I try to put myself in the shoes of all those Wises and Bridges and Thomases and Tudehopes who left England, Wales and Scotland around 1850, not really sure what to expect on their arrival in ‘Gondwanaland’ nor whether they would ever see close family members again. And knowing that any letter they sent home would take months to deliver by which time the recipient could be well and truly dead. Although you had just replied to their last letter as though it was chat over the back fence.

We seem to have forgotten how terrifying it must have been to give up everything you ever knew or held dear to climb aboard a frail piece of timber and canvas and head off into the virtual unknown. Yet millions did it and we’re here today as proof that it wasn’t impossible if you had the motivation and the determination. When I look back, and when I talk to others about their own immigrant stories, I realise the common thread in all these stories is determination. I wonder whether we would be quite up to it today?
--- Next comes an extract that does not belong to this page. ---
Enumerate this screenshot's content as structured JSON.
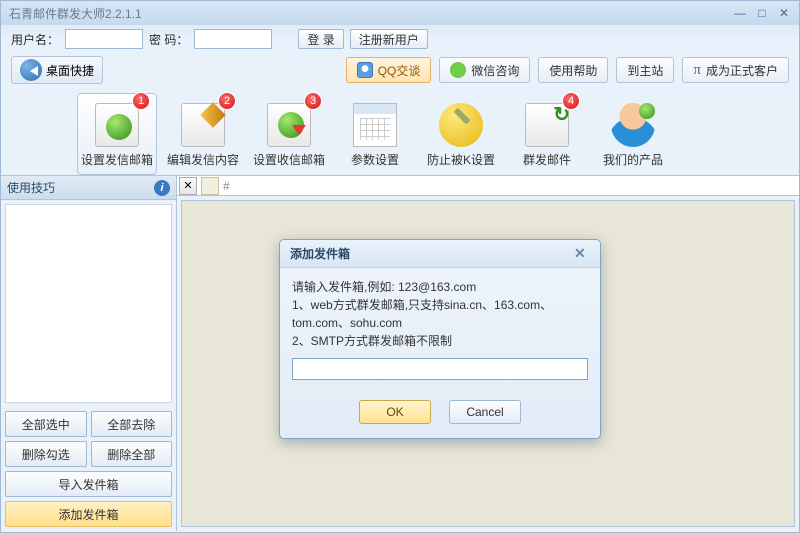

One thing is for sure and that is this little group of Chinese school students — they’re brushing the crumbs off their clothes now — must be up for it. They don’t look particularly determined, rather dorky if you ask me, but to be sent to a wholly new world by parents who obviously want more for their children than for themselves — rather like our own forebears — and do so, apparently uncomplainingly.

Maybe they do cry themselves to sleep at night when the lights go out and nobody is within earshot. If absence is all they have to endure so far from home, then I think we should tip our hats to the volunteers who give up their time and money, with nothing to gain for themselves, to spread a little cheer and attention to those who might need it. And perhaps an éclair or a far Breton, if there are any still left over in the glass case below the counter. I know I should.